I have to be postmodern then

Modern Family, USA, 2009-?

There is someone out there who really hates me for watching this. But he is not alone, I also hate myself for watching it. But why do I watch it then? I would use the metaphor of the car crash but that one is a little bit overused, so let me put it like that: it’s like watching the birth of a very ugly baby.

The most frustrating thing about Modern Family is, that it could have been so good. SO good. Just think about it: a TV-series depicting families as they are today, as we know them? Through in a few funny characters, avoid the trap of gritty realism and there you go, something we can all enjoy and more importantly, something that tells us things about our lives. We can laugh and go “Hmmmmmm” at the same time because we are actually laughing at ourselves.

But it seems that the creators had something else in mind. They tought it would be a good idea to tie a new ribbon around the same old box. [Plenty of metaphors today] Yes of course, at the heart of the series, there is a patchwork family. Fine. But that doesn’t mean it is all modern all of a sudden. Sometimes you really believe that this is something the pope might enjoy watching while relaxing with a few handsome priests on a rainy saturday night. He would probably raise an eyebrow at the remarried couple and the two men who have adopted a baby, but that’s just because he’s contractually obliged to do so. He doesn’t really mind. (He told me so in one of his many text messages.)

For a show that prides itself to be very modern and in-touch, there are quite a few elements in it, that are really old. Like the fact that apparently nobody has to work a lot but everybody is rolling in cash. Or that all gay men an TV like musicals and they don’t ever kiss, they are just more the hugging-types. Or that Colombian women have sexy accents and make jokes about backwards and pitiful Colombia all the time. Or that if your daughter is beautiful, she can’t be intelligent and vice versa. Or that there has to be a patriarch in the center of every family. Or that housewife who cooks and cleans, manages her three children and her childish husband all at once.
I could go on but thankfully, I won’t.

Still there are some things in the series, that are a little redeeming [can something be a little redeeming though?]. There is Alex, the brilliantly sarcastic girl/teenager, there is the anxious and socially awkward Mitchell and yes, some jokes are genuinely funny. I’m still not sure if that is enough for me to continue watching.

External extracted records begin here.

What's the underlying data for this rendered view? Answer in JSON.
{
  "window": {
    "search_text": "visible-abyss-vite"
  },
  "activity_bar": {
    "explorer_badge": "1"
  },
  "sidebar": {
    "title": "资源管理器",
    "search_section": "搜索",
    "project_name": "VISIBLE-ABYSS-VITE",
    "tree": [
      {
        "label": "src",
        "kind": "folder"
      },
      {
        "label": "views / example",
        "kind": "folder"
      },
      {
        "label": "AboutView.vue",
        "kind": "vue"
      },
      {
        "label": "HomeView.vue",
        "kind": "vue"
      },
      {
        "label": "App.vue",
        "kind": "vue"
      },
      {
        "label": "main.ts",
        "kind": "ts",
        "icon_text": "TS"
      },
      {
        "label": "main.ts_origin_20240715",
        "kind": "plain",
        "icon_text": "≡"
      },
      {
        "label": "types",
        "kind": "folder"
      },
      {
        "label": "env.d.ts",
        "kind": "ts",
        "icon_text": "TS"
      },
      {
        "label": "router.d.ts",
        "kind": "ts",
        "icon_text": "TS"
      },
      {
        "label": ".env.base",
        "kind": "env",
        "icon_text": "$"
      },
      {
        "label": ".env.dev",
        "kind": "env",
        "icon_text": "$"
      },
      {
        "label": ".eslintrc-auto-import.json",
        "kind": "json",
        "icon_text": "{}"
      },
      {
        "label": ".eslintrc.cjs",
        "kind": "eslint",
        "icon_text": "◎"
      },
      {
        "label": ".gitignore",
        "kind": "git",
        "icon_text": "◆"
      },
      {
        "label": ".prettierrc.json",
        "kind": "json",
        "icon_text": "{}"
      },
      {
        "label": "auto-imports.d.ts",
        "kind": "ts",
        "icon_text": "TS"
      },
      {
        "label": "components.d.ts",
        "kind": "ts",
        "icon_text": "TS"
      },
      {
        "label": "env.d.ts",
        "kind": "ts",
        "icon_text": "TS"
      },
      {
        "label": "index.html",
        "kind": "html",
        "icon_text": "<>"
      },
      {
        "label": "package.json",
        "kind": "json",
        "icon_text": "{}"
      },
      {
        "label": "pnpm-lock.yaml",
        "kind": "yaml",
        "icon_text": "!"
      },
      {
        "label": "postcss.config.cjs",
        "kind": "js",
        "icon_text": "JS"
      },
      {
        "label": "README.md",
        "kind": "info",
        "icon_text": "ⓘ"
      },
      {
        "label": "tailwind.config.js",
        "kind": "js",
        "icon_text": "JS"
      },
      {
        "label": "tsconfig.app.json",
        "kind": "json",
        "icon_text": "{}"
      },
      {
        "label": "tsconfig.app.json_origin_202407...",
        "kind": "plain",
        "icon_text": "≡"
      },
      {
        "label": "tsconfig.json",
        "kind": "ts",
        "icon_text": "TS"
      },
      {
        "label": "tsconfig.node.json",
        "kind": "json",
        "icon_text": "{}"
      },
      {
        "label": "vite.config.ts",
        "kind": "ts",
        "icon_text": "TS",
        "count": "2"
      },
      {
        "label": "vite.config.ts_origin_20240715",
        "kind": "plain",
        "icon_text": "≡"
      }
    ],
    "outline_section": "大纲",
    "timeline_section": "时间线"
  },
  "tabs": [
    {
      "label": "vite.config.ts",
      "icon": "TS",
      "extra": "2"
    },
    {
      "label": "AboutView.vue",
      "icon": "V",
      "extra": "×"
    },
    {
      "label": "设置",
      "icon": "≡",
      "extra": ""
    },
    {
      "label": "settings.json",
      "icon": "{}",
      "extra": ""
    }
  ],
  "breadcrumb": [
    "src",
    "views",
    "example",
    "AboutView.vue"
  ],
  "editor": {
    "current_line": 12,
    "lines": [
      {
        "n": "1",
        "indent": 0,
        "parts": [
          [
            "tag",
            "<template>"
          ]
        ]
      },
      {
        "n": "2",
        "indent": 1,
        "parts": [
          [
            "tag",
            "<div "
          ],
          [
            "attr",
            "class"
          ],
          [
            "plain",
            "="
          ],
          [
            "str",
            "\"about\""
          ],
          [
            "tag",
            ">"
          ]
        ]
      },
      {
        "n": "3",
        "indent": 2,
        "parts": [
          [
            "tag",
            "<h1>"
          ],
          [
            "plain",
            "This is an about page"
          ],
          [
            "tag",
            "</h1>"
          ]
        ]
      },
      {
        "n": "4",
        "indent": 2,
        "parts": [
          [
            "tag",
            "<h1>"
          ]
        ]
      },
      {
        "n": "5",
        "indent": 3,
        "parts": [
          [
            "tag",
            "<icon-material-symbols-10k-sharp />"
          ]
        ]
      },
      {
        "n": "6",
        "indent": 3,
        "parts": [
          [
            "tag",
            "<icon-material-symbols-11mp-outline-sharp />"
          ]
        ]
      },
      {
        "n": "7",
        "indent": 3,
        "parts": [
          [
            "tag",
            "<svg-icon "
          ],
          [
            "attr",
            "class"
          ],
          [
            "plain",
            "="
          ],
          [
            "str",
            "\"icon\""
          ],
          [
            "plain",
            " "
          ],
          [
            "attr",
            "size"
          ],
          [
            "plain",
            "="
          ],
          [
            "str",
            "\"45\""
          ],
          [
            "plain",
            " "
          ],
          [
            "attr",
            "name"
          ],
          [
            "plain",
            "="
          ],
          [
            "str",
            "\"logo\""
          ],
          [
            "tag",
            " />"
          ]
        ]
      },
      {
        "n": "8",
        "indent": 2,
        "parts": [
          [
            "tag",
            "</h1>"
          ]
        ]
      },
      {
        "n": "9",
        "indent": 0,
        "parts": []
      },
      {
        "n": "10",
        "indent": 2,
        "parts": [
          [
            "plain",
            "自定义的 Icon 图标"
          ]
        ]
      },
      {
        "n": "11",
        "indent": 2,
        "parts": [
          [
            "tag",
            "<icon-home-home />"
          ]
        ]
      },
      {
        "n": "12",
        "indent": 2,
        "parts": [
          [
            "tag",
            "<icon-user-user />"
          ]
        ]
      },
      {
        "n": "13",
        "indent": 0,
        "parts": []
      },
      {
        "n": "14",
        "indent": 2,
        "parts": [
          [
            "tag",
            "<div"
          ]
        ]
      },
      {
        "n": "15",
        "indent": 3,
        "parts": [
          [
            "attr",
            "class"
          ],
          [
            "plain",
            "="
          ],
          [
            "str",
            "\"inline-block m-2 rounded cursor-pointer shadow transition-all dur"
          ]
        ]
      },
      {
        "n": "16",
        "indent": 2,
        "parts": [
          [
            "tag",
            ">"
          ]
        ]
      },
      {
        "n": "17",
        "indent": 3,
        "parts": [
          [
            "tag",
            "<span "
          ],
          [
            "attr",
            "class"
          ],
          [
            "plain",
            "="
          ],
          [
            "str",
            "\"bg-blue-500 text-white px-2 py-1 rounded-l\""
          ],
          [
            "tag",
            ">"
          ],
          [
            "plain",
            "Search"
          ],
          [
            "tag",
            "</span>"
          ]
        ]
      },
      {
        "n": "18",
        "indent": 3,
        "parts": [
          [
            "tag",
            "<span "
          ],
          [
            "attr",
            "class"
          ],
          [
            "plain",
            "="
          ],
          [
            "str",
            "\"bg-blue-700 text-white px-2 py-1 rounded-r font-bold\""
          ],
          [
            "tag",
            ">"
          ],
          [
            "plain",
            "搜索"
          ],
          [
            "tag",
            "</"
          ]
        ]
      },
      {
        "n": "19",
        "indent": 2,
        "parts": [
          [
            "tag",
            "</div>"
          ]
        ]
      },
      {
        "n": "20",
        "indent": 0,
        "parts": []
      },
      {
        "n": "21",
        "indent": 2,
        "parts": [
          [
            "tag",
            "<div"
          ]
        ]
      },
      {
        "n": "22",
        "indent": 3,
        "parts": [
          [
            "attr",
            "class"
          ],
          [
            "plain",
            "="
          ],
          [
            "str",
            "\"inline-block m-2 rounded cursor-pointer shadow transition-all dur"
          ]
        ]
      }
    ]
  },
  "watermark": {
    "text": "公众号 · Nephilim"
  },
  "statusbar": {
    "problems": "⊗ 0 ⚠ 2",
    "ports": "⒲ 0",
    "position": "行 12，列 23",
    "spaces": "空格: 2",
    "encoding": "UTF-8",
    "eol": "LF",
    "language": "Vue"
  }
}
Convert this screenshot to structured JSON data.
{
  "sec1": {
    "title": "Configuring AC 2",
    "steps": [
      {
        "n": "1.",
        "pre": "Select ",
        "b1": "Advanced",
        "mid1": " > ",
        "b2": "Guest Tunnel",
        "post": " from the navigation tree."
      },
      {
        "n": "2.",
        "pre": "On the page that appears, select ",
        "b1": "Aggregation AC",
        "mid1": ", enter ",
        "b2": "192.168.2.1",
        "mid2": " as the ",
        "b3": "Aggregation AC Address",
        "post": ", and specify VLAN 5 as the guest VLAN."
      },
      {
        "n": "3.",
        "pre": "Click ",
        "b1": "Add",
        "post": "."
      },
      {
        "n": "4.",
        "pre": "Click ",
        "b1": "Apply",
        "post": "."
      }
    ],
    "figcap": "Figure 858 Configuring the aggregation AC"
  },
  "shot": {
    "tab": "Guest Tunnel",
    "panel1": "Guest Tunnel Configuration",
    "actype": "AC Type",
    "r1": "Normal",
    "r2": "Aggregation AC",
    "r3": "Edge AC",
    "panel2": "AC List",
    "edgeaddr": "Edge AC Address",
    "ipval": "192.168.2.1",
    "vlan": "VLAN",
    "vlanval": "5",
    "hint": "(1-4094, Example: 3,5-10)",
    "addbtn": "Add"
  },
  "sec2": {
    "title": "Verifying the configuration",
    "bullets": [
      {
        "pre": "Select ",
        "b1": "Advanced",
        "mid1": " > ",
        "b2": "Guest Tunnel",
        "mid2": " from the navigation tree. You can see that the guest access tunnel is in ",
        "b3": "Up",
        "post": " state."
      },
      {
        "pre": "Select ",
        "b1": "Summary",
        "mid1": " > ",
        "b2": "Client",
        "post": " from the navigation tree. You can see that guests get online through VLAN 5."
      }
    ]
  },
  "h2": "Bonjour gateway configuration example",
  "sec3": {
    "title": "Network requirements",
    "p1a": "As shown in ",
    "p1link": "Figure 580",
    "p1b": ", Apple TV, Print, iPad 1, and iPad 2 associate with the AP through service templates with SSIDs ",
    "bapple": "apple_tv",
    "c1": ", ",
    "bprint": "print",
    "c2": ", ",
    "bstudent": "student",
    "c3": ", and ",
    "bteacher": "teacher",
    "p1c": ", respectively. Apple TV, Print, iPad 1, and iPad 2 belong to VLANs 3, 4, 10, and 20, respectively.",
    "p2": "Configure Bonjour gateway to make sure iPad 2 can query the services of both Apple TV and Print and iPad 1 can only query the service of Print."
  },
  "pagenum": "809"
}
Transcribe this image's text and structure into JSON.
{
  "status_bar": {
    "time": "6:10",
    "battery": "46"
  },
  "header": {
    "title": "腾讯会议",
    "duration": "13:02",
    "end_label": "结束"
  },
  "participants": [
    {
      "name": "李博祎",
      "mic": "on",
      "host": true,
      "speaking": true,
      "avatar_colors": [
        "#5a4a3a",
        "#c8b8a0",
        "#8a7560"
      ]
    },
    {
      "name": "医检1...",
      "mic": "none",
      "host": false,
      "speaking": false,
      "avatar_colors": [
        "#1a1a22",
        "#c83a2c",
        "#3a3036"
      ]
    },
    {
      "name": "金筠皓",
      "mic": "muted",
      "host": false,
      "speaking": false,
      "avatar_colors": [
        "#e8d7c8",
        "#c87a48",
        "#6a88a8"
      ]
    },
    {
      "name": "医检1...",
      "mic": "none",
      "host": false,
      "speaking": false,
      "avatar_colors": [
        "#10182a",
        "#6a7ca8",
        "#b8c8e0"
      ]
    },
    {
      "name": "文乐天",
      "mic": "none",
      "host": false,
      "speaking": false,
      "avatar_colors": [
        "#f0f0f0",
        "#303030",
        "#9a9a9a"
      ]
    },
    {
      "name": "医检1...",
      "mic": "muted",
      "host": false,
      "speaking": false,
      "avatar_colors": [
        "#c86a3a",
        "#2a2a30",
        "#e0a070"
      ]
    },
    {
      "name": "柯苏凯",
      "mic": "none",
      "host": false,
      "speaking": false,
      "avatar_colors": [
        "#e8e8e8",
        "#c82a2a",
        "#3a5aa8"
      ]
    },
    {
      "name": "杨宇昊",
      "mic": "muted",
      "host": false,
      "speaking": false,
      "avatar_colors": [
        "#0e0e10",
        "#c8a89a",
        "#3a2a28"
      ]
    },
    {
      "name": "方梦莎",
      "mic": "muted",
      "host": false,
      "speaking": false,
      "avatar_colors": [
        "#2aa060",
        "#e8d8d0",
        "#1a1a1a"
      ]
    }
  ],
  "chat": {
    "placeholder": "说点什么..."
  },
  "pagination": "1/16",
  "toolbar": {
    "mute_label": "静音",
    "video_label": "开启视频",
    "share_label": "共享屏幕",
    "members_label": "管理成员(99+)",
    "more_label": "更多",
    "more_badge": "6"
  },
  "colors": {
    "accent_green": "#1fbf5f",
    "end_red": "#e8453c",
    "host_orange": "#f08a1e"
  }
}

You could easily rename the series “The All-American-Family” and sell it as a satire. All the elements are there: cliché characters (Cameron, the oh-so-flamboyant-gay-who-is-just-like-a-mother-for-his-baby-type is unbearable most of the time), commercialism (a whole episode that is basically a commercial for the iPad… really?), misogyny (the before mentioned über-mother Claire, Gloria, the pathologically sexy latina), you name it. If this is “modern”, then I don’t know if I want to live in this modern world. [So this must mean that I am postmodern then. Yeah, that seems to be right. I’ve even got a blog!] And yet I’ve still watched 4 episodes in a row yesterday. Maybe I just enjoy it more than I feel comfortable admitting. Or maybe would do anything to procrastinate. Even writing blog-posts on TV-series.